- Greek Catholic Church
- Rudabányácska Location within Hungary
- Country: Hungary
- Regions: Northern Hungary
- County: Borsod-Abaúj-Zemplén County
- District: Sátoraljaújhely District

Area
- • Total: 12.31 km^{2} (4.75 sq mi)

Population (2022)
- • Total: 252
- • Density: 20.5/km^{2} (53.0/sq mi)
- Time zone: UTC+1 (CET)
- • Summer (DST): UTC+2 (CEST)
- Postal code: 3945
- Area code: (+36) 47

= Rudabányácska =

Rudabányácska (Baňačka) also known as Bányácska was a village in Borsod-Abaúj-Zemplén County, northern Hungary. It is part of the town of Sátoraljaújhely since 1981.

== Geography ==
It lies in one of the south-eastern valleys of the Zemplén Mountains, along Route 3718.

The neighboring settlements are: Széphalom to the northeast, Sátoraljaújhely to the southeast, Kácsárd and Károlyfalva to the south, Sárospatak to the west, and Vágáshuta to the northwest.

== History ==
From the 14th century, gold and silver were mined in the area.

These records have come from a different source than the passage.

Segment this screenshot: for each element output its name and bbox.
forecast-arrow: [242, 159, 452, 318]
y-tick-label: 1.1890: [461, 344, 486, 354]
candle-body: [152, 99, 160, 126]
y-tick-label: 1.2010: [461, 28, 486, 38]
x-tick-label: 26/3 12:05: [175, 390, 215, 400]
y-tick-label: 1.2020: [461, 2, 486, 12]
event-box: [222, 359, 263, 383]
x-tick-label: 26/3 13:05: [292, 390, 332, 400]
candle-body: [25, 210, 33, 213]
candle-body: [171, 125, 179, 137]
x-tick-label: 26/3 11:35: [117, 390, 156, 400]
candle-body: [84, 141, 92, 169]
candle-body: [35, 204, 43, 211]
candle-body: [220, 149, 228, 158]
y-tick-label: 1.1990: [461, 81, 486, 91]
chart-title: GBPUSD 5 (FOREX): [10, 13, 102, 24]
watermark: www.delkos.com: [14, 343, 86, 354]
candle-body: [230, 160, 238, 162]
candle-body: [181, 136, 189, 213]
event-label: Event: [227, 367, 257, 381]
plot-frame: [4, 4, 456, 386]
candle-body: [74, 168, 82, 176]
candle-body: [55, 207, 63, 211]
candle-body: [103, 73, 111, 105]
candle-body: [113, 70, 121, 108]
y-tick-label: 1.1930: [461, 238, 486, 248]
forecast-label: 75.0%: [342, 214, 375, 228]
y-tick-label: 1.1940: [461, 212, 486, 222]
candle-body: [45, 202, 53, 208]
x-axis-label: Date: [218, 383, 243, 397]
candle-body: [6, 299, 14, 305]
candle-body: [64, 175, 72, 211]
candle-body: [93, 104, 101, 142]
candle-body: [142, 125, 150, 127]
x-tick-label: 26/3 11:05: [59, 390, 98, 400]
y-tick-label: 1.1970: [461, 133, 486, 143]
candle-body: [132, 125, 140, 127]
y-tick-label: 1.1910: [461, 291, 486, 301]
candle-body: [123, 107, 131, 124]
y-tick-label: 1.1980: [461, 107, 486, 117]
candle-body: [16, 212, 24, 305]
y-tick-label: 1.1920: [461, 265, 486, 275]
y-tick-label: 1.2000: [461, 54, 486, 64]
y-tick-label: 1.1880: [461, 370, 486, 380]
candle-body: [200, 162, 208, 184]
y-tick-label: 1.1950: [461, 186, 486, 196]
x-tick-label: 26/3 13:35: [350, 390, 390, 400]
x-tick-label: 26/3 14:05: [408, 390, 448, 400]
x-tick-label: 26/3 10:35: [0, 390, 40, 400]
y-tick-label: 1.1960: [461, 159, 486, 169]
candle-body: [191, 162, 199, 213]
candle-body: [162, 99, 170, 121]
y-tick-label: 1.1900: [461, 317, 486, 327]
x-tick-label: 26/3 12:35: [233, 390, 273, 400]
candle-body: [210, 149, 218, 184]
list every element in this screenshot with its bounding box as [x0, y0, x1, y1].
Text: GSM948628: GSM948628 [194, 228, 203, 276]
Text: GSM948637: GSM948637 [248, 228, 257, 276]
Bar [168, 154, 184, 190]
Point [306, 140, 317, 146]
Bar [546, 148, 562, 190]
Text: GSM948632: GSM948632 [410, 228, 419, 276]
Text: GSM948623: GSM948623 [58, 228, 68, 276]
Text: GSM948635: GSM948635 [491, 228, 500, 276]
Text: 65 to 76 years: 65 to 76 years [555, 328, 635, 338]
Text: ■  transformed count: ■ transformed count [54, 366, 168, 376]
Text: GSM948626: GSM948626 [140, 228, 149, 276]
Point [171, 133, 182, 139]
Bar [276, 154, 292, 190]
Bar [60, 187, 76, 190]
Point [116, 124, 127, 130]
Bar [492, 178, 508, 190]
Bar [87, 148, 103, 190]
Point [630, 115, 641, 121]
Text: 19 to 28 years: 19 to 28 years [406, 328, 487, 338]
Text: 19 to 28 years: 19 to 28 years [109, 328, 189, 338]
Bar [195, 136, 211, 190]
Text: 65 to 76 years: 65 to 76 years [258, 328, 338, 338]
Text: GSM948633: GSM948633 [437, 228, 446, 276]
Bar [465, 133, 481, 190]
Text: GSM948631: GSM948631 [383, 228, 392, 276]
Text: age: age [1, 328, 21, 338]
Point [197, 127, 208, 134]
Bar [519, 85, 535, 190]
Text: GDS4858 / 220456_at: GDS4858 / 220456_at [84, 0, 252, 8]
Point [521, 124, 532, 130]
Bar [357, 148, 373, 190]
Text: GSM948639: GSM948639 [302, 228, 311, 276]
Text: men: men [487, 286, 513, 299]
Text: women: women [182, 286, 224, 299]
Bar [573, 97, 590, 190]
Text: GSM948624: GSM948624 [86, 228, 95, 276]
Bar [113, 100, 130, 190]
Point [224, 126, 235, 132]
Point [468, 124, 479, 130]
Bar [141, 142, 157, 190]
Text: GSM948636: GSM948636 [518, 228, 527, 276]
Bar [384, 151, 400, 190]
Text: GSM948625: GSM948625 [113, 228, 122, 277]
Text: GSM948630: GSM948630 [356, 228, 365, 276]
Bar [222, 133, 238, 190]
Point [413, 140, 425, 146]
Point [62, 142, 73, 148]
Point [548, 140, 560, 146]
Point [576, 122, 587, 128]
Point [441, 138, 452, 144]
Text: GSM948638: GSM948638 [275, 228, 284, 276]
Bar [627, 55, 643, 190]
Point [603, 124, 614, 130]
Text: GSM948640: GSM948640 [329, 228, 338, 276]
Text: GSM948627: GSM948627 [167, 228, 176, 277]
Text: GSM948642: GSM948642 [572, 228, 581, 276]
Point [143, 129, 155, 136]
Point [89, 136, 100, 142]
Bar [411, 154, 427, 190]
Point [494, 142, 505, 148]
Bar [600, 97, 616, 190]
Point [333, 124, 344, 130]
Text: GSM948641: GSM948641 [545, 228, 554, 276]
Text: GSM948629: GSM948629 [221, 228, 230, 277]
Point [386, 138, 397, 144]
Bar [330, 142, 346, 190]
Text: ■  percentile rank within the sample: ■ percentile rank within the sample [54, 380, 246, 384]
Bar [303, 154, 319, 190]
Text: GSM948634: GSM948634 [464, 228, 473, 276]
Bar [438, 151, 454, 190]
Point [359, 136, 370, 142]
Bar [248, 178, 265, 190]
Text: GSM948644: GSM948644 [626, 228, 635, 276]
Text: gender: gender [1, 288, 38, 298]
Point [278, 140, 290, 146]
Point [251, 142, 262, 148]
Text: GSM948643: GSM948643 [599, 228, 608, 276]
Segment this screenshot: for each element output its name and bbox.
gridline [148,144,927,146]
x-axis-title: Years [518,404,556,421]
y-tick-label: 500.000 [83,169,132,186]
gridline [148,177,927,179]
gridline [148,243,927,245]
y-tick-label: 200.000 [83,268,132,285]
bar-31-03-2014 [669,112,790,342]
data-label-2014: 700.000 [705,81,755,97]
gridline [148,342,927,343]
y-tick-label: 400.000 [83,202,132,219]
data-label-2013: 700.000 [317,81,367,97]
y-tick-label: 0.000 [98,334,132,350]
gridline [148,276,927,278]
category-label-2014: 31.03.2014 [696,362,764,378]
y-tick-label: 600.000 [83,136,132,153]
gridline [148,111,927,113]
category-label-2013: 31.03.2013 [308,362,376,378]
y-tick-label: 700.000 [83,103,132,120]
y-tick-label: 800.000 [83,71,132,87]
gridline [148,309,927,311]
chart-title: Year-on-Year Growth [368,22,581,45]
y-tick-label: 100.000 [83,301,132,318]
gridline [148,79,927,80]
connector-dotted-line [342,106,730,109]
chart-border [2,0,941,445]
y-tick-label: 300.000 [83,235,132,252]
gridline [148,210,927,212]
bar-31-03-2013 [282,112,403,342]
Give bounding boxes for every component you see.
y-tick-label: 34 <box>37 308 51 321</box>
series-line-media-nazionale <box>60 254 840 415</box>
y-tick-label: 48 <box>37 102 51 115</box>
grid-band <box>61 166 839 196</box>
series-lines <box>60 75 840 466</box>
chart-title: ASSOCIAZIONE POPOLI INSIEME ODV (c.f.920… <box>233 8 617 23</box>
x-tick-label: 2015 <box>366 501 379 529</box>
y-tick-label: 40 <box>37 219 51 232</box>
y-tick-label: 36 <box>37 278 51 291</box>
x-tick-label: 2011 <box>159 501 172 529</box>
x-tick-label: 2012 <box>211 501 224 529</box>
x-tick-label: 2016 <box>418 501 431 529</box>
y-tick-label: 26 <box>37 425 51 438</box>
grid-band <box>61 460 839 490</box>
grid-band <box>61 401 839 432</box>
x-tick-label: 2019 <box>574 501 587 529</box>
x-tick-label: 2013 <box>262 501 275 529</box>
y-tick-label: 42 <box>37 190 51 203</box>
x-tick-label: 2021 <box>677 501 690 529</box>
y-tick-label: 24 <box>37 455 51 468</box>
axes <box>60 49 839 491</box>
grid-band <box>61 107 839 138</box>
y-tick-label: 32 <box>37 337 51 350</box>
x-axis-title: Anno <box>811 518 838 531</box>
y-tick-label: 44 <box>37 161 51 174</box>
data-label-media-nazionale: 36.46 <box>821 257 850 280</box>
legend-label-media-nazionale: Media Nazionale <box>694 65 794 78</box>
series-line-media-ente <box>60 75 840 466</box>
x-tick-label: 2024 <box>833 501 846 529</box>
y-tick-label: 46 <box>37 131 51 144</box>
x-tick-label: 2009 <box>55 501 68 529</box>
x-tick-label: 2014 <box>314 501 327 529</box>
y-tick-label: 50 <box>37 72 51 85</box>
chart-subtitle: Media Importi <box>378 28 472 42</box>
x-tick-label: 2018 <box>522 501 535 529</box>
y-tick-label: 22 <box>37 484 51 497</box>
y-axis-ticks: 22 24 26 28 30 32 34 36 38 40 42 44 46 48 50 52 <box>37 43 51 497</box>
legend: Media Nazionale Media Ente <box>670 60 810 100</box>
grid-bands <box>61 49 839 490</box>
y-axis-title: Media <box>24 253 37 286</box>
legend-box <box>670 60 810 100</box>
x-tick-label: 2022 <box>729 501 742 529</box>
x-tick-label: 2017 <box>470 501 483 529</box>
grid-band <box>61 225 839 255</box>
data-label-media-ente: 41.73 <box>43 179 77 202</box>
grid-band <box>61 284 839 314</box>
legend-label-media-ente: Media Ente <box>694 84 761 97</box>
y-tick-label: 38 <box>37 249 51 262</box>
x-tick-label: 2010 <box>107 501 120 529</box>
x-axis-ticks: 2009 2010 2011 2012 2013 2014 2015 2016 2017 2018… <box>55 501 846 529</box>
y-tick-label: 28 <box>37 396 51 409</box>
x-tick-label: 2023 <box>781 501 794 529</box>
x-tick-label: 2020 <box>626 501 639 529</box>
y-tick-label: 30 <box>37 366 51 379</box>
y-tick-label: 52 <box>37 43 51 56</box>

In the 14th century, Italian miners were settled here, followed by Germans, and in the 1700s, Rusyns and Slovaks. Its Greek Catholic church was built in 1788.

Since 1959, a regular bus service has connected the village with the downtown of Sátoraljaújhely. Electricity was introduced in 1962.

The people here still speak the local Slovak dialect, which contains Slovak and Rusyn and Hungarian elements.